Additional instructions

  • Data synchronization between primary and secondary databases

    A secondary PostgreSQL database can be deployed for disaster recovery. The secondary database continuously synchronizes data from the primary database based on binlogs. Especially when network conditions are unfavorable, data latency between the primary and secondary databases is unavoidable, which can lead to data inconsistency.

  • Concurrency control

    PostgreSQL is a relational database management system (RDBMS), which supports strong consistency for data queries. A database snapshot is created before a sync node starts. PostgreSQL Reader reads data from the database snapshot. Therefore, if new data is written to the database during data synchronization, the reader cannot obtain the new data.

    Data consistency cannot be guaranteed when you enable PostgreSQL Reader to run concurrent threads on a single sync node.

    PostgreSQL Reader shards the table based on the splitPk parameter and runs multiple concurrent threads to synchronize data. These concurrent threads belong to different transactions. They read data at different time points. This means that the concurrent threads observe different snapshots.

    Theoretically, the data inconsistency issue is unavoidable if a single sync node includes multiple threads. However, two workarounds are available:

    • Do not enable concurrent threads on a single sync node. Essentially, do not specify the splitPk parameter. In this way, data consistency is guaranteed although data is synchronized at a low efficiency.
    • Disable writers to make sure that the data is unchanged during data synchronization. For example, lock the table and disable data synchronization between primary and secondary databases. In this way, data is synchronized efficiently but your ongoing services may be interrupted.
  • Character encoding

    A PostgreSQL database supports only EUC_CN and UTF-8 encoding formats for simplified Chinese characters. PostgreSQL Reader uses JDBC, which can automatically convert the encoding of characters. Therefore, you do not need to specify the encoding format.
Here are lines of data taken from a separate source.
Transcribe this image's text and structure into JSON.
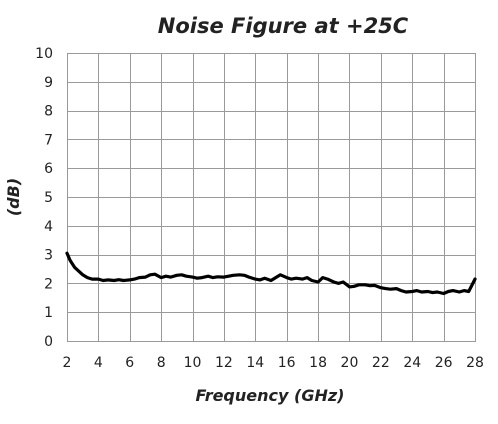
{
  "chart_data": {
    "type": "line",
    "title": "Noise Figure at +25C",
    "xlabel": "Frequency (GHz)",
    "ylabel": "(dB)",
    "xlim": [
      2,
      28
    ],
    "ylim": [
      0,
      10
    ],
    "x_ticks": [
      2,
      4,
      6,
      8,
      10,
      12,
      14,
      16,
      18,
      20,
      22,
      24,
      26,
      28
    ],
    "y_ticks": [
      0,
      1,
      2,
      3,
      4,
      5,
      6,
      7,
      8,
      9,
      10
    ],
    "grid": true,
    "line_color": "#000000",
    "grid_color": "#9a9a9a",
    "series": [
      {
        "x": [
          2.0,
          2.2,
          2.5,
          2.8,
          3.0,
          3.3,
          3.6,
          4.0,
          4.3,
          4.6,
          5.0,
          5.3,
          5.6,
          6.0,
          6.3,
          6.6,
          7.0,
          7.3,
          7.6,
          8.0,
          8.3,
          8.6,
          9.0,
          9.3,
          9.6,
          10.0,
          10.3,
          10.6,
          11.0,
          11.3,
          11.6,
          12.0,
          12.3,
          12.6,
          13.0,
          13.3,
          13.6,
          14.0,
          14.3,
          14.6,
          15.0,
          15.3,
          15.6,
          16.0,
          16.3,
          16.6,
          17.0,
          17.3,
          17.6,
          18.0,
          18.3,
          18.6,
          19.0,
          19.3,
          19.6,
          20.0,
          20.3,
          20.6,
          21.0,
          21.3,
          21.6,
          22.0,
          22.3,
          22.6,
          23.0,
          23.3,
          23.6,
          24.0,
          24.3,
          24.6,
          25.0,
          25.3,
          25.6,
          26.0,
          26.3,
          26.6,
          27.0,
          27.3,
          27.6,
          28.0
        ],
        "values": [
          3.05,
          2.8,
          2.55,
          2.4,
          2.3,
          2.2,
          2.15,
          2.15,
          2.1,
          2.12,
          2.1,
          2.13,
          2.1,
          2.12,
          2.15,
          2.2,
          2.22,
          2.3,
          2.32,
          2.2,
          2.25,
          2.22,
          2.28,
          2.3,
          2.25,
          2.22,
          2.18,
          2.2,
          2.25,
          2.2,
          2.23,
          2.22,
          2.25,
          2.28,
          2.3,
          2.28,
          2.22,
          2.15,
          2.12,
          2.18,
          2.1,
          2.2,
          2.3,
          2.2,
          2.15,
          2.18,
          2.15,
          2.2,
          2.1,
          2.05,
          2.2,
          2.15,
          2.05,
          2.0,
          2.05,
          1.88,
          1.9,
          1.95,
          1.95,
          1.92,
          1.93,
          1.85,
          1.82,
          1.8,
          1.82,
          1.75,
          1.7,
          1.72,
          1.75,
          1.7,
          1.72,
          1.68,
          1.7,
          1.65,
          1.72,
          1.75,
          1.7,
          1.75,
          1.72,
          2.15
        ]
      }
    ]
  }
}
    If you specify the encoding format for a PostgreSQL database but data is written to the PostgreSQL database in a different encoding format, PostgreSQL Reader cannot recognize this inconsistency and may export garbled characters.

  • Incremental data synchronization
    PostgreSQL Reader connects to a database through JDBC and uses a SELECT statement with a WHERE clause to read incremental data in the following ways:
    • For data in batches, incremental add, update, and delete operations are distinguished by timestamps. The delete operations include logical delete operations. Specify the WHERE clause based on the timestamp. The timestamp must be later than the latest timestamp in the last synchronization.
    • For streaming data, specify the WHERE clause based on the data record ID. The data record ID must be larger than the maximum ID involved in the last synchronization.

    If incremental data cannot be distinguished, PostgreSQL Reader cannot perform incremental synchronization but can perform full synchronization only.

  • Syntax validation

    PostgreSQL Reader allows you to specify custom SELECT statements by using the querySql parameter but does not verify the syntax of the custom SELECT statements.